So I started using OpenMP (multithreading) to increase the speed of my matrix multiplication and I witnessed weird things: when I turn off OpenMP Support (in Visual Studio 2019) my nested for-loop completes 2x faster. So I removed "#pragma omp critical" to test if it slows down the proccess significantly and the proccess went 4x faster than before (with OpenMP Support On).
Here's my question: is "#pragma omp critical" important in nested loop? Can't I just skip it?
#pragma omp parallel for collapse(3)
for (int i = 0; i < this->I; i++)
{
for (int j = 0; j < A.J; j++)
{
m.matrix[i][j] = 0;
for (int k = 0; k < A.I; k++)
{
#pragma omp critical
m.matrix[i][j] += this->matrix[i][k] * A.matrix[k][j];
}
}
}
Here's my question: is "#pragma omp critical" important in nested loop? Can't I just skip it?
If the matrices m
, this
and A
are different you do not need any critical region.
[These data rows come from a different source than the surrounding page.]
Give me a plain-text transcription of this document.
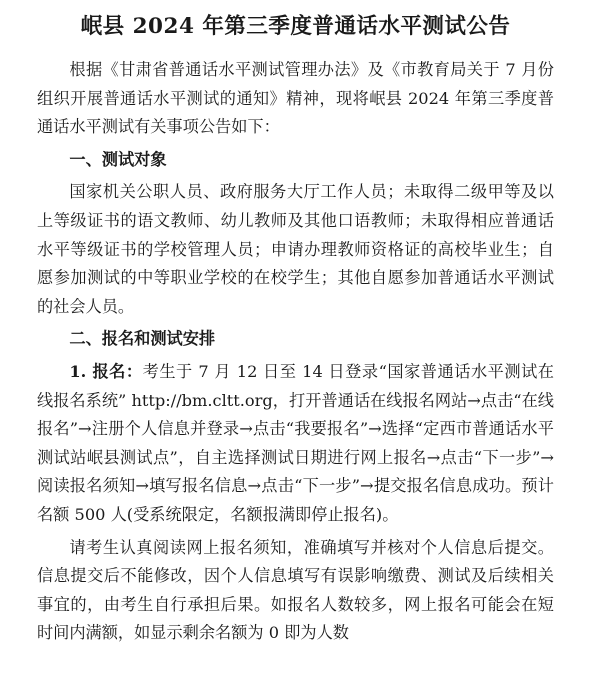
岷县 2024 年第三季度普通话水平测试公告

根据《甘肃省普通话水平测试管理办法》及《市教育局关于 7 月份组织开展普通话水平测试的通知》精神，现将岷县 2024 年第三季度普通话水平测试有关事项公告如下：

一、测试对象

国家机关公职人员、政府服务大厅工作人员；未取得二级甲等及以上等级证书的语文教师、幼儿教师及其他口语教师；未取得相应普通话水平等级证书的学校管理人员；申请办理教师资格证的高校毕业生；自愿参加测试的中等职业学校的在校学生；其他自愿参加普通话水平测试的社会人员。

二、报名和测试安排

1. 报名：考生于 7 月 12 日至 14 日登录“国家普通话水平测试在线报名系统” http://bm.cltt.org，打开普通话在线报名网站→点击“在线报名”→注册个人信息并登录→点击“我要报名”→选择“定西市普通话水平测试站岷县测试点”，自主选择测试日期进行网上报名→点击“下一步”→阅读报名须知→填写报名信息→点击“下一步”→提交报名信息成功。预计名额 500 人(受系统限定，名额报满即停止报名)。

请考生认真阅读网上报名须知，准确填写并核对个人信息后提交。信息提交后不能修改，因个人信息填写有误影响缴费、测试及后续相关事宜的，由考生自行承担后果。如报名人数较多，网上报名可能会在短时间内满额，如显示剩余名额为 0 即为人数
Instead, you need to ensure that each thread will write to a different position of the matrix m
as follows:
#pragma omp parallel for collapse(2)
for (int i = 0; i < this->I; i++)
{
for (int j = 0; j < A.J; j++)
{
m.matrix[i][j] = 0;
for (int k = 0; k < A.I; k++)
{
m.matrix[i][j] += this->matrix[i][k] * A.matrix[k][j];
}
}
}
The collapse
clause will assign to each thread a different pair (i, j)
therefore there will not be multiple threads writing to the same position of the matrix m
(i.e., race-condition).